Joint ECE/ICS Seminar: Mr. Nan Sun

Posted on March 20, 2010

Mr. Nan Sun
Harvard University
Thursday, March 25, 10:00am, ENS 637

CMOS RF NMR Biosensor and Dual-Mode Pipelined ADC

I will present two of my recent works. First, I will present the work that showcases how silicon radio-frequency (RF) chips can be used not only for wireless RF applications, but also for biomolecular sensing aimed at low-cost disease screening. The main function of the RF chip is to manipulate and monitor the dynamics of protons in water via nuclear magnetic resonance (NMR). Target biological objects such as cancer marker proteins alter the proton dynamics, which is the basis for the biosensing. The high sensitivity of the RF chip made possible the construction of an entire NMR system around the RF chip in a 100-g platform, which is 1200 times lighter, yet 150 times more spin-mass sensitive than a state-of-the-art commercial benchtop NMR system. The system can become a useful addition in pursuing disease detection in a low-cost, hand-held platform.

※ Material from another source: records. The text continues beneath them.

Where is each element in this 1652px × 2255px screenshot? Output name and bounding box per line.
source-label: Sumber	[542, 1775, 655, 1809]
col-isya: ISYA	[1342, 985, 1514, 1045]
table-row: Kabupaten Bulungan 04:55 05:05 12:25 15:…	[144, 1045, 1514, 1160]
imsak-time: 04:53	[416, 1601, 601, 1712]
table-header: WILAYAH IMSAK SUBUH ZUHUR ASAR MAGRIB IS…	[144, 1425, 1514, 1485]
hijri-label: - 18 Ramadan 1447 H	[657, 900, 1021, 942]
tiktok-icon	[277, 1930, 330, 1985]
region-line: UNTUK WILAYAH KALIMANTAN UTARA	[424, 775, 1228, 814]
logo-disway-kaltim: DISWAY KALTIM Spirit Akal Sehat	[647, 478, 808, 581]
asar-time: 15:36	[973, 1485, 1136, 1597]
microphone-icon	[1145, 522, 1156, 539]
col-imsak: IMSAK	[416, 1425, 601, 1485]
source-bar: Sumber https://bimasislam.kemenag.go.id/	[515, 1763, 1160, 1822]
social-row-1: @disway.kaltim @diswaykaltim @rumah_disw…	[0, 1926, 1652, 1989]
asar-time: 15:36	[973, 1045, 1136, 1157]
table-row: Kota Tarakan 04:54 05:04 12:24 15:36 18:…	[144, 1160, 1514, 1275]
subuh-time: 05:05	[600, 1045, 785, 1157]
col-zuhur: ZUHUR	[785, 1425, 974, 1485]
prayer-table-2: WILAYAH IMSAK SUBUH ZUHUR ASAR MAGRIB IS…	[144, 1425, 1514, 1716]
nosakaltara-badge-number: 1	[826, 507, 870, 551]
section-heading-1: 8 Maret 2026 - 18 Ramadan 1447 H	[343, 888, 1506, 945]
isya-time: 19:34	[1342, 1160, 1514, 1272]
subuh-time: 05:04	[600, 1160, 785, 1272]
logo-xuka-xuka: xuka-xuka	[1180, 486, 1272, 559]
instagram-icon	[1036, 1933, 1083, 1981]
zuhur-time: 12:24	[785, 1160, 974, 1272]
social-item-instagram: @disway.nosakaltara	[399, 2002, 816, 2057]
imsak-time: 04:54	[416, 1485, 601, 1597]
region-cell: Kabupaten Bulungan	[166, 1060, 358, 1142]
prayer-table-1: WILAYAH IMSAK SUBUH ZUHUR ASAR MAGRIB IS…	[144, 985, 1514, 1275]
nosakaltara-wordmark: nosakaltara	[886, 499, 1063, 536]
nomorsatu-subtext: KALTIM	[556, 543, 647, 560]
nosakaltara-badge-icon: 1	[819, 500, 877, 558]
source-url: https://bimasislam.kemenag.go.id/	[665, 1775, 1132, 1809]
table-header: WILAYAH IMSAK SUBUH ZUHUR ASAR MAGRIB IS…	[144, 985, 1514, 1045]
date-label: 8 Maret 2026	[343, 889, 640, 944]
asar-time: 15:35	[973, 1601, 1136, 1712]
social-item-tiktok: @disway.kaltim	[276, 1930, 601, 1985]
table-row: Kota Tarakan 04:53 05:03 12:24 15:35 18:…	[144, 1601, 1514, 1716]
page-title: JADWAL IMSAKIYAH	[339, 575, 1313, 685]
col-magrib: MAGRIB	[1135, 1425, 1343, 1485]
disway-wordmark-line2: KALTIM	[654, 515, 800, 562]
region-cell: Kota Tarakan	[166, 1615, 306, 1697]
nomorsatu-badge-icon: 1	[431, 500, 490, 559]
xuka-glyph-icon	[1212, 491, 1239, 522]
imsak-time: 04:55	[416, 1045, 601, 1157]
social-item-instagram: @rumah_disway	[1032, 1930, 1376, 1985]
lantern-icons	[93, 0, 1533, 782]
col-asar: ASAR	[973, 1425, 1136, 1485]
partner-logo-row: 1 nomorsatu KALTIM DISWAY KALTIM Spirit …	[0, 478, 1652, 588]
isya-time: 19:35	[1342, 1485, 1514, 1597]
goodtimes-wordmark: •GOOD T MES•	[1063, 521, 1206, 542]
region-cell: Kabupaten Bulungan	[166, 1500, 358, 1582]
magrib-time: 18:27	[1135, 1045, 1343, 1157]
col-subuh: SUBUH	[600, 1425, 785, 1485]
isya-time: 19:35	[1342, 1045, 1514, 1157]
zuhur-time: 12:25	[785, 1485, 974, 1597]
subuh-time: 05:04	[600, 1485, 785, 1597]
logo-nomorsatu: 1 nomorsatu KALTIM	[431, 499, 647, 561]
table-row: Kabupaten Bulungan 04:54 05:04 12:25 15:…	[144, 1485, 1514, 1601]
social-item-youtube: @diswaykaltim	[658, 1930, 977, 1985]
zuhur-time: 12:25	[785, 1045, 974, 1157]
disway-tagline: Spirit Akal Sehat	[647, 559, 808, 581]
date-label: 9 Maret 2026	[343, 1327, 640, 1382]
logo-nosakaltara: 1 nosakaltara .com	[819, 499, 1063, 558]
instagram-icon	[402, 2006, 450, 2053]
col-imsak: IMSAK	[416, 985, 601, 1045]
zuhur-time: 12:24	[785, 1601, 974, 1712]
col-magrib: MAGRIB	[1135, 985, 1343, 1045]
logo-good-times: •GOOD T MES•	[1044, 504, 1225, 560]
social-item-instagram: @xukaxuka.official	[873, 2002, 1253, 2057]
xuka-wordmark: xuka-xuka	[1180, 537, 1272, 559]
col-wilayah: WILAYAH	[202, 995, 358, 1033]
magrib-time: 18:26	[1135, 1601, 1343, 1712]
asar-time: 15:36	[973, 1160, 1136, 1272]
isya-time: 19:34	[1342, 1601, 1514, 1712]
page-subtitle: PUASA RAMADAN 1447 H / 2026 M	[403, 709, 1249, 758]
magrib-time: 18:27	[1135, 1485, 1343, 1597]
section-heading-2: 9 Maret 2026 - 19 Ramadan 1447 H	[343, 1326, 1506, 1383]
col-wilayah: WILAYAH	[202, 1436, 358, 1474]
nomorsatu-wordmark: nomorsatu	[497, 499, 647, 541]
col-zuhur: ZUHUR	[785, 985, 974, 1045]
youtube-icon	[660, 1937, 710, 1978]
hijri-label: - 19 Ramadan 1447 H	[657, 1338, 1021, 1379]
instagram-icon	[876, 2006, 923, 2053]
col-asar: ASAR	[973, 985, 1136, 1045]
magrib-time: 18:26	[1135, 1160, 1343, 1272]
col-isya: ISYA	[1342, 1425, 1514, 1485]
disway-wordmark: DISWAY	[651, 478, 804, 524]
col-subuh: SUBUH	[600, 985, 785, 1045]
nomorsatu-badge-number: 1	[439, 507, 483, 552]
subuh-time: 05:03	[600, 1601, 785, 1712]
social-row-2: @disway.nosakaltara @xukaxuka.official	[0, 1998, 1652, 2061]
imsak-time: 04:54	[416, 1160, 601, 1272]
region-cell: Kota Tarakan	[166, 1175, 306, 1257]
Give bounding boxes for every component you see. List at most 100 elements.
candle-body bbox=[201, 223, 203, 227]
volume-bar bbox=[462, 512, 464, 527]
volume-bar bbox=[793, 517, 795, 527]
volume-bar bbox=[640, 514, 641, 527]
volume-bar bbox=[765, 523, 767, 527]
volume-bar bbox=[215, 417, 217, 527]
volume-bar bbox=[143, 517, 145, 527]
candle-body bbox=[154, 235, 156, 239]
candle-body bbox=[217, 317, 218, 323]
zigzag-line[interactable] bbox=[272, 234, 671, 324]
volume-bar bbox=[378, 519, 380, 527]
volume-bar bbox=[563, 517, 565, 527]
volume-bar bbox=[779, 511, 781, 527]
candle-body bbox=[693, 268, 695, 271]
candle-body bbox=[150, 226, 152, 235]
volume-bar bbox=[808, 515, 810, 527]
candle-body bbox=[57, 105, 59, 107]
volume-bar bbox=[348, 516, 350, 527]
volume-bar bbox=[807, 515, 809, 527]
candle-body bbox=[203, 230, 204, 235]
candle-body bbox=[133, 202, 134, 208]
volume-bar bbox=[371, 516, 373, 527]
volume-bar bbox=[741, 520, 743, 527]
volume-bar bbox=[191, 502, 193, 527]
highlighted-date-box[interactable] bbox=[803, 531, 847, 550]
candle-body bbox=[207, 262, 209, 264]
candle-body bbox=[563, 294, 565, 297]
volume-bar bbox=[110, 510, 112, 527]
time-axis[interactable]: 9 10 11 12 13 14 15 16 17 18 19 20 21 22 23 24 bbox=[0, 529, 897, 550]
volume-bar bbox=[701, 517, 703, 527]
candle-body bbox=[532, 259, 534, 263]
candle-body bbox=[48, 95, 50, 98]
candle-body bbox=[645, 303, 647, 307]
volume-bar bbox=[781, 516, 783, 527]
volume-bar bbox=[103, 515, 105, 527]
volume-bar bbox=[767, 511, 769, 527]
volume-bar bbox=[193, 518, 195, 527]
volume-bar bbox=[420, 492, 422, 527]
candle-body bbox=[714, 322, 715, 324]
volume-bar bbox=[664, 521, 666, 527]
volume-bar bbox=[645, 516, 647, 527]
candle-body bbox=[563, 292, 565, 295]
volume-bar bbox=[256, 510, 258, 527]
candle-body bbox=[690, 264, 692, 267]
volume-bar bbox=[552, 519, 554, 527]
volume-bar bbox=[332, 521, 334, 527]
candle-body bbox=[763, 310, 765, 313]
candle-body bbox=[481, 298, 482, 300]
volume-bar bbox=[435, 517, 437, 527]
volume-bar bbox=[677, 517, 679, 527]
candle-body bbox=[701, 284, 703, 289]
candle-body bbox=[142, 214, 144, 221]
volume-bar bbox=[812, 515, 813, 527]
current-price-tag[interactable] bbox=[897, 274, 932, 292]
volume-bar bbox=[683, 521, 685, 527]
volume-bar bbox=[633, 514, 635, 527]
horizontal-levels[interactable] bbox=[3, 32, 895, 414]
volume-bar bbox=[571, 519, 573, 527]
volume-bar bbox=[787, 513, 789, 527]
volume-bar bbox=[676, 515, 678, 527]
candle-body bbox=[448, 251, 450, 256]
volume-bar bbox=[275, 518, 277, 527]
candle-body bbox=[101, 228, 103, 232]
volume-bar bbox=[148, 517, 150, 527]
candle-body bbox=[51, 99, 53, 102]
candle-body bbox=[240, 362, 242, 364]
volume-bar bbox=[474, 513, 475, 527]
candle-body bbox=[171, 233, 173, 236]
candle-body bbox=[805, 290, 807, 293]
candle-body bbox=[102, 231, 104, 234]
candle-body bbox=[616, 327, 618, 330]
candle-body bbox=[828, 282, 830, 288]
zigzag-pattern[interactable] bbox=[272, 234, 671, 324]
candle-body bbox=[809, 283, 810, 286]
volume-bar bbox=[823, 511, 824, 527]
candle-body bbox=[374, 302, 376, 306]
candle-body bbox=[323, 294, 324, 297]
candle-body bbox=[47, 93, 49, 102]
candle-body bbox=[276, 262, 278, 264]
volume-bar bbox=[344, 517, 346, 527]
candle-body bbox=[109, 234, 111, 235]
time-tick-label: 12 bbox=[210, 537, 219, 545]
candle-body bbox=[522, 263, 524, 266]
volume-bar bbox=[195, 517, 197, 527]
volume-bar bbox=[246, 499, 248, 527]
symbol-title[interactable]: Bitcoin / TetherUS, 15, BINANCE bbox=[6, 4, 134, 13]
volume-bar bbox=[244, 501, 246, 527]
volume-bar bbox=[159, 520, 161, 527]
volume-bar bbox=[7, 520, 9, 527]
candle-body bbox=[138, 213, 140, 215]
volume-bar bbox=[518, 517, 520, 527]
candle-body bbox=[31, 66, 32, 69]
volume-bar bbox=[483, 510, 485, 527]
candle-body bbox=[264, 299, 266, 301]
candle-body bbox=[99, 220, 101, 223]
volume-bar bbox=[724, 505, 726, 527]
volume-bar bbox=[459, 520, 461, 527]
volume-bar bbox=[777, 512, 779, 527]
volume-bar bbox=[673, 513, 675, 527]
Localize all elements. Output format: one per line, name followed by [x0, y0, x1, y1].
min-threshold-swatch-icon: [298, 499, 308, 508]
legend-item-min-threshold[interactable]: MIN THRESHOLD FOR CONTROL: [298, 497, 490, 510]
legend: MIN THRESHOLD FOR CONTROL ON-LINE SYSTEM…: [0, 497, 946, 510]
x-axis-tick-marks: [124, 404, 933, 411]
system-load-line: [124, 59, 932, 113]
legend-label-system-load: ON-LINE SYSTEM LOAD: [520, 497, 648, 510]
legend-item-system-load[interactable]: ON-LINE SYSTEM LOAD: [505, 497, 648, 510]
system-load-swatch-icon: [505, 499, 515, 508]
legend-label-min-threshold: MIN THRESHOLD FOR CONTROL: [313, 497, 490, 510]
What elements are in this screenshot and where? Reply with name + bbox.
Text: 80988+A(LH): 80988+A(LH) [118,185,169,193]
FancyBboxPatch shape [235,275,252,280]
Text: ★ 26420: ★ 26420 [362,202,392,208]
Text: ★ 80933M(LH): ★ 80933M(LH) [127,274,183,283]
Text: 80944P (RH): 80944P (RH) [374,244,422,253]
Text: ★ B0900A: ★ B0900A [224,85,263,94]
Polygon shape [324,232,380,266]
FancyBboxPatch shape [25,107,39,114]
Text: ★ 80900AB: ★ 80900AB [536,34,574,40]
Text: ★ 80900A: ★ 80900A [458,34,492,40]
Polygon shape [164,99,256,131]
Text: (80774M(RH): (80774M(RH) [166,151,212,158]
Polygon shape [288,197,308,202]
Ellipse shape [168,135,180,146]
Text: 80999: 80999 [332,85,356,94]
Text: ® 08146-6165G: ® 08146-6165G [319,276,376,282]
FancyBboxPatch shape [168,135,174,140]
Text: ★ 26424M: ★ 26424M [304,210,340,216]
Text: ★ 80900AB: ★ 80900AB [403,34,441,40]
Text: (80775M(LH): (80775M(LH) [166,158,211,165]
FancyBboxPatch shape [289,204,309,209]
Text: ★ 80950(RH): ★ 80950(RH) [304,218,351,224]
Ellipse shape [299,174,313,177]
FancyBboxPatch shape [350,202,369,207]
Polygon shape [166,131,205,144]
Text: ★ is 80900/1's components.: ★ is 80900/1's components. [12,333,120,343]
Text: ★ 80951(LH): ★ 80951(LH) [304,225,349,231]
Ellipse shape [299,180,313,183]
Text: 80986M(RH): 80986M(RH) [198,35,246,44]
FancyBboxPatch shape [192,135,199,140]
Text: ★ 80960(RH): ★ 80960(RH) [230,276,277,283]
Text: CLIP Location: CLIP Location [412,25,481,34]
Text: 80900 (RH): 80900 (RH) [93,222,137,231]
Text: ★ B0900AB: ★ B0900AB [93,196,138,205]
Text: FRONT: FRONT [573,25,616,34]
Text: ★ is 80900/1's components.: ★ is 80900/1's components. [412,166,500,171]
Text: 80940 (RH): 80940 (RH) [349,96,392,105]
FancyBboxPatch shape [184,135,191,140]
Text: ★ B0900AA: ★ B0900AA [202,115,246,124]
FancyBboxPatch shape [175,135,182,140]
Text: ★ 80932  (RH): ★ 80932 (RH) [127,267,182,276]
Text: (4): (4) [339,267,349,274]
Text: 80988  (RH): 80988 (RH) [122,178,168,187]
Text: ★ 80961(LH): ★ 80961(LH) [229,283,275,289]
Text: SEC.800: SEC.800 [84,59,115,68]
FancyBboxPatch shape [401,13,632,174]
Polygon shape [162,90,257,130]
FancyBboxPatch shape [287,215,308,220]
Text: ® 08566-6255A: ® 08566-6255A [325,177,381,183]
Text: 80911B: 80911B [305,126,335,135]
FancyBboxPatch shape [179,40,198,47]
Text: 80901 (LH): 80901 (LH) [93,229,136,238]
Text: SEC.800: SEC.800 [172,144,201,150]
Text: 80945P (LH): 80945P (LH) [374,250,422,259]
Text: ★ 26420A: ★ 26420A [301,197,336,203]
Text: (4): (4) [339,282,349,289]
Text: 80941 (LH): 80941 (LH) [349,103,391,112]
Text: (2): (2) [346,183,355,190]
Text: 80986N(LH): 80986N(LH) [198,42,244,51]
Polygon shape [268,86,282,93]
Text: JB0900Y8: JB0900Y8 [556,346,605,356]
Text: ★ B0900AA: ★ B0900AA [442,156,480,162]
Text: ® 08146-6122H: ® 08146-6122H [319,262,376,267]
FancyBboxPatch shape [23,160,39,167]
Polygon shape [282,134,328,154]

Second, I will present the design of a high figure-of-merit (FOM) pipelined ADC, made possible by a new, dual-mode-based digital background calibration technique that altogether corrects errors caused by amplifier gain insufficiency and nonlinearity, and capacitor mismatches. The calibration enables the intentional use of low-gain single-stage op-amps to save power. It improves the measured signal-to-noise-and-distortion ratio (SNDR) and spurious-free dynamic range (SFDR) by 16 dB and 28 dB respectively, leading to the FOM of 155 fJ/conv-step.